In the Cards
Officials linked students' UNC ONE Cards to their Wachovia accounts this week, allowing them to run out of money much quicker.
Download Downer
The University announced it will limit file sharing on the campus network. Students will now be forced to buy their porn the old-fashioned way.
For the Love of Money
Officials this week confirmed that the Carolina First Campaign had raised more than $1 billion. This can only mean one thing: caviar burgers at Lenoir!
Tar Heel Quotables
"I didn't see him until he flew over my hood. I'm a new driver, so I really didn't know what to do."
Will Stanley
Whose car struck a bicyclist last Friday. Tip: When you see someone fly over your hood, stop the car.

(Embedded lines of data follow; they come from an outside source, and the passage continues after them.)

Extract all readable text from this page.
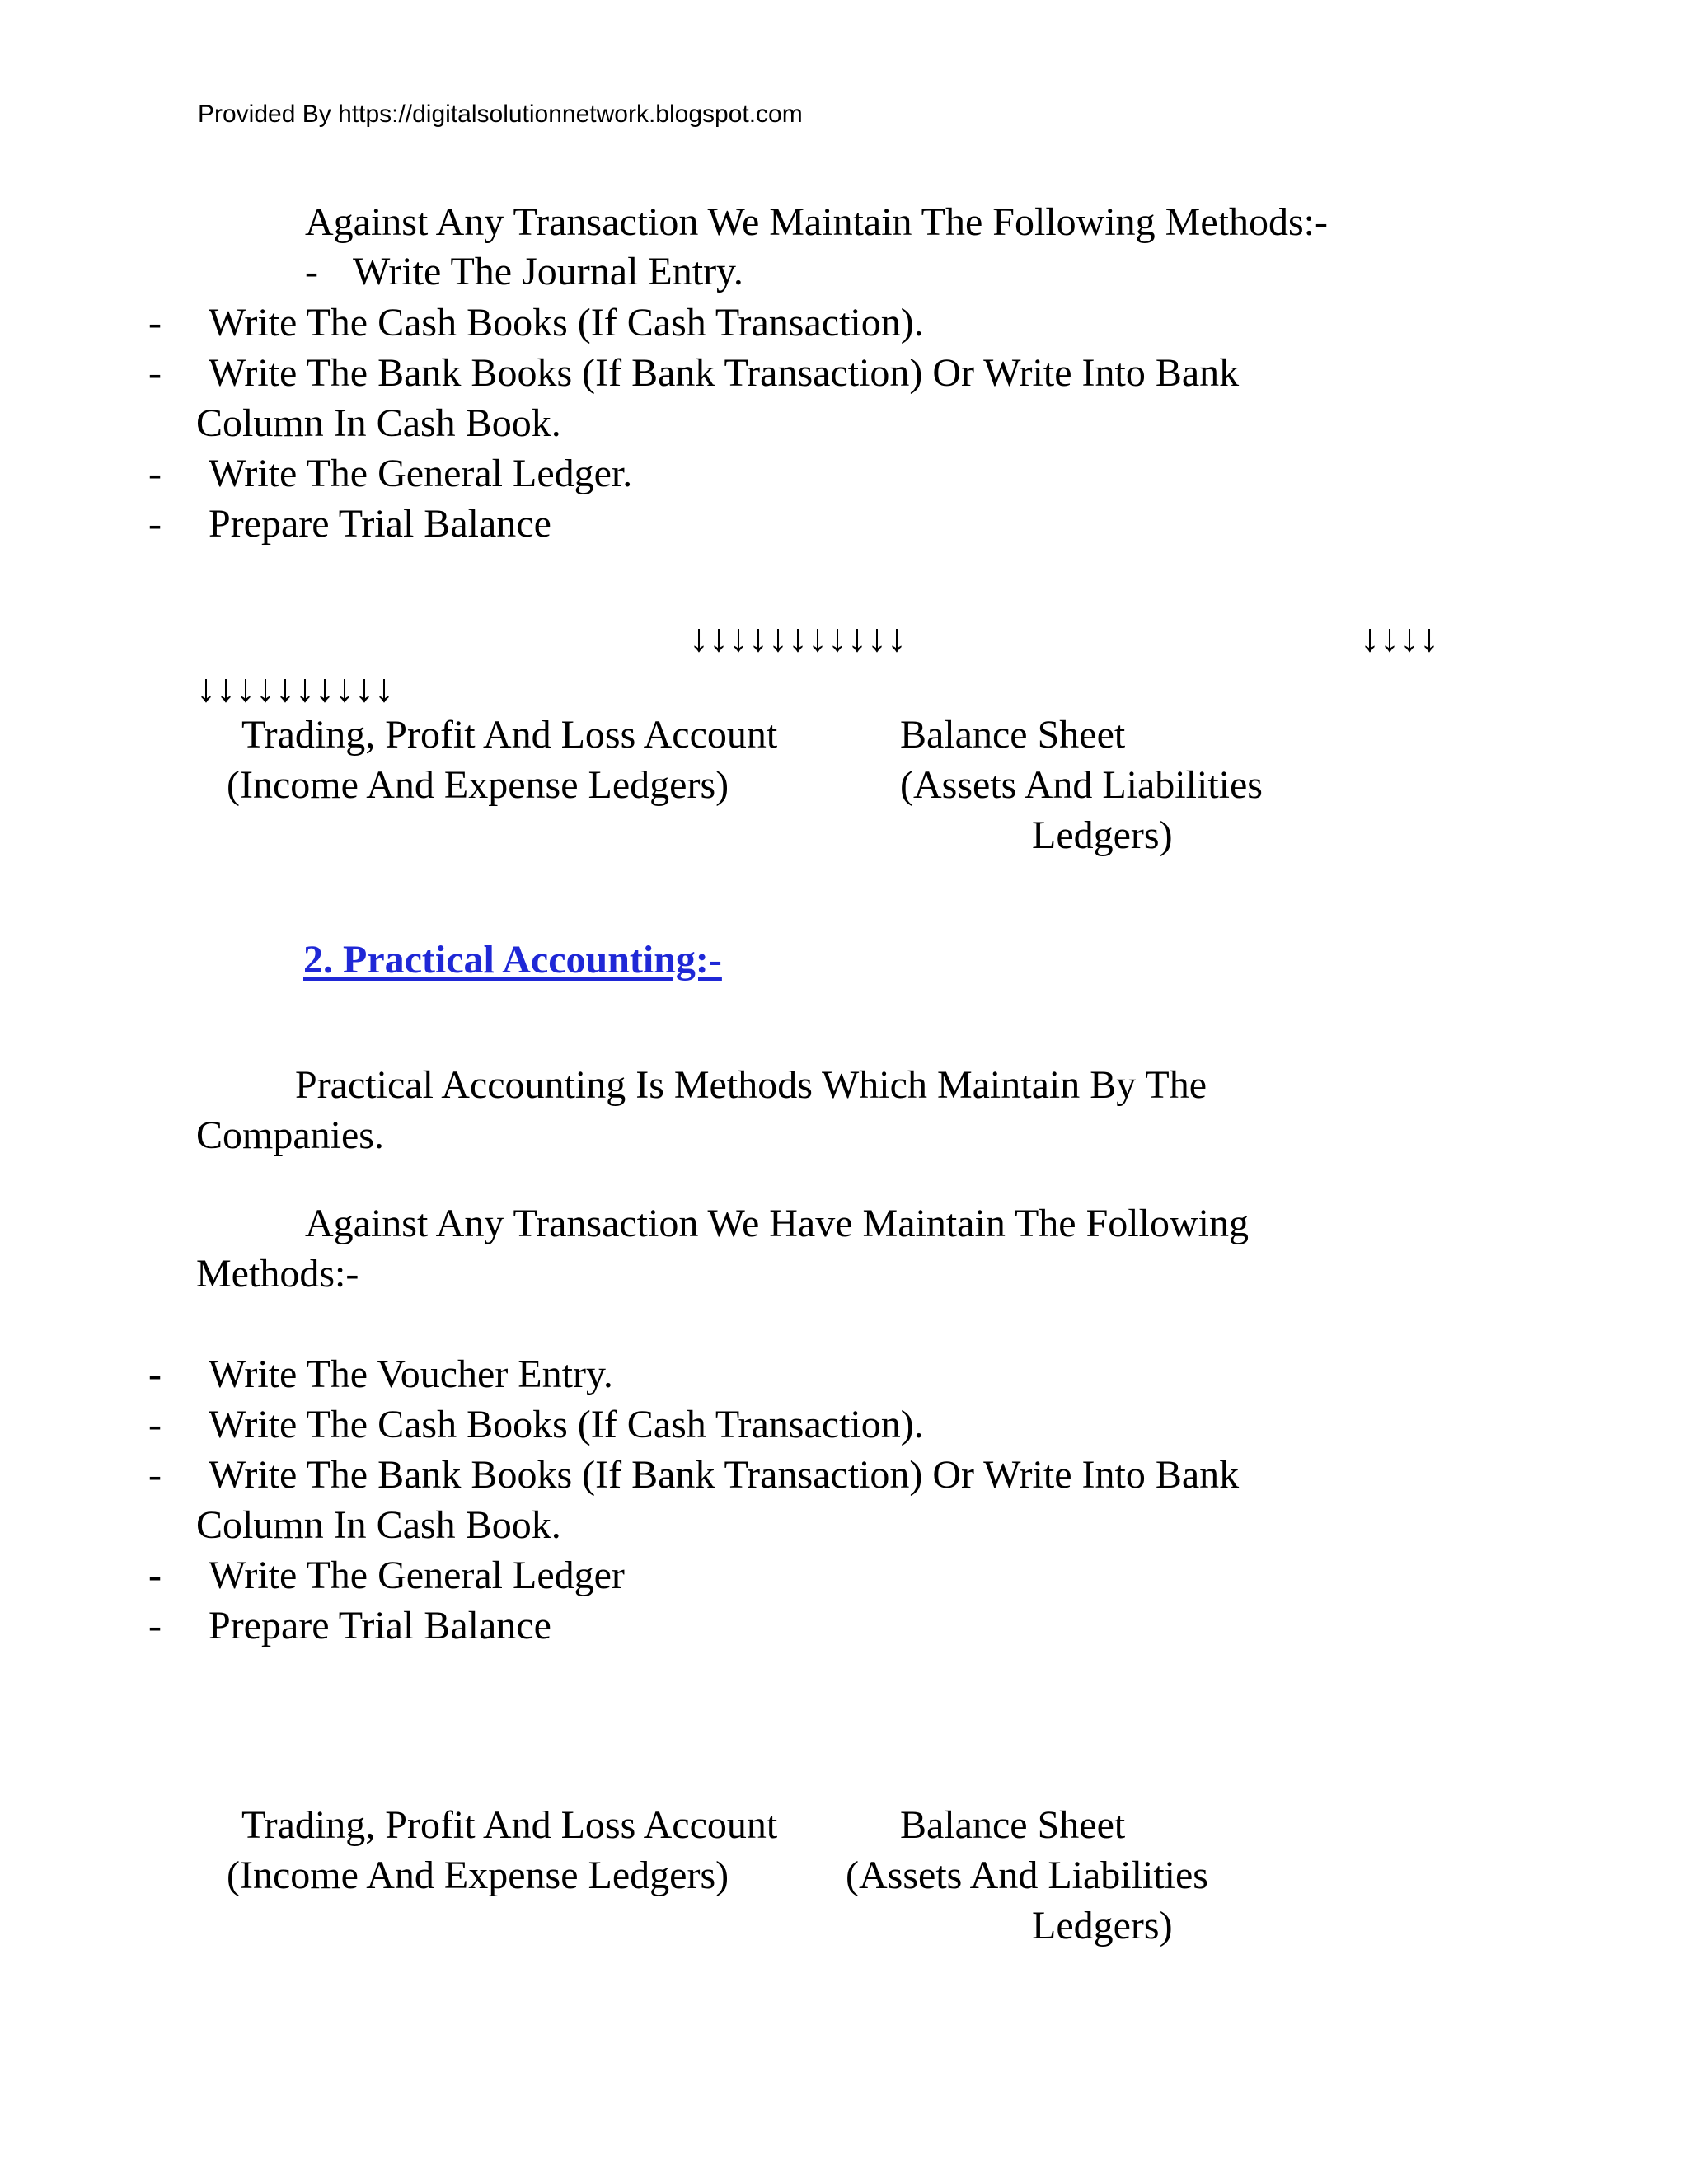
Provided By https://digitalsolutionnetwork.blogspot.com
Against Any Transaction We Maintain The Following Methods:-
- Write The Journal Entry.
- Write The Cash Books (If Cash Transaction).
- Write The Bank Books (If Bank Transaction) Or Write Into Bank
Column In Cash Book.
- Write The General Ledger.
- Prepare Trial Balance
↓↓↓↓↓↓↓↓↓↓↓	↓↓↓↓
↓↓↓↓↓↓↓↓↓↓
Trading, Profit And Loss Account	Balance Sheet
(Income And Expense Ledgers)	(Assets And Liabilities
Ledgers)
2. Practical Accounting:-
Practical Accounting Is Methods Which Maintain By The
Companies.
Against Any Transaction We Have Maintain The Following
Methods:-
- Write The Voucher Entry.
- Write The Cash Books (If Cash Transaction).
- Write The Bank Books (If Bank Transaction) Or Write Into Bank
Column In Cash Book.
- Write The General Ledger
- Prepare Trial Balance
Trading, Profit And Loss Account	Balance Sheet
(Income And Expense Ledgers)	(Assets And Liabilities
Ledgers)
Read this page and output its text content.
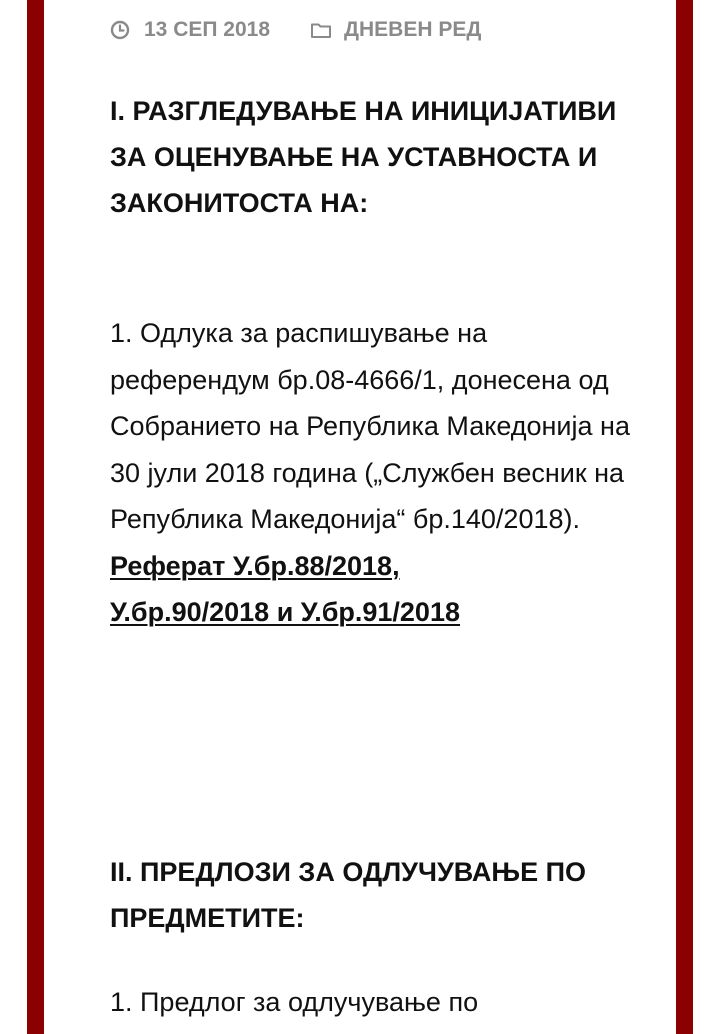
13 СЕП 2018	ДНЕВЕН РЕД
I. РАЗГЛЕДУВАЊЕ НА ИНИЦИЈАТИВИ ЗА ОЦЕНУВАЊЕ НА УСТАВНОСТА И ЗАКОНИТОСТА НА:
1. Одлука за распишување на референдум бр.08-4666/1, донесена од Собранието на Република Македонија на 30 јули 2018 година („Службен весник на Република Македонија“ бр.140/2018).
Реферат У.бр.88/2018,
У.бр.90/2018 и У.бр.91/2018
II. ПРЕДЛОЗИ ЗА ОДЛУЧУВАЊЕ ПО ПРЕДМЕТИТЕ:
1. Предлог за одлучување по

"I was looking for some new challenges."
Music Librarian Philip Vandermeer
On overseeing the University's music collection in flood-prone Hill Hall. Hope you brought your galoshes, Phil.
"It's not much use if the barn doors are open, and the cows are out."
University Registrar David Lanier
On keeping students from taking classes for which they do not have prerequisites. Wait, they're letting cows register? No wonder we can't get into Psychology 10.
"It really shows how much technology moves today."
Freshman Lawrence Orr
Commenting on the upcoming My UNC Web site. Just let us know when we get our holographic T.A.s and jetpacks.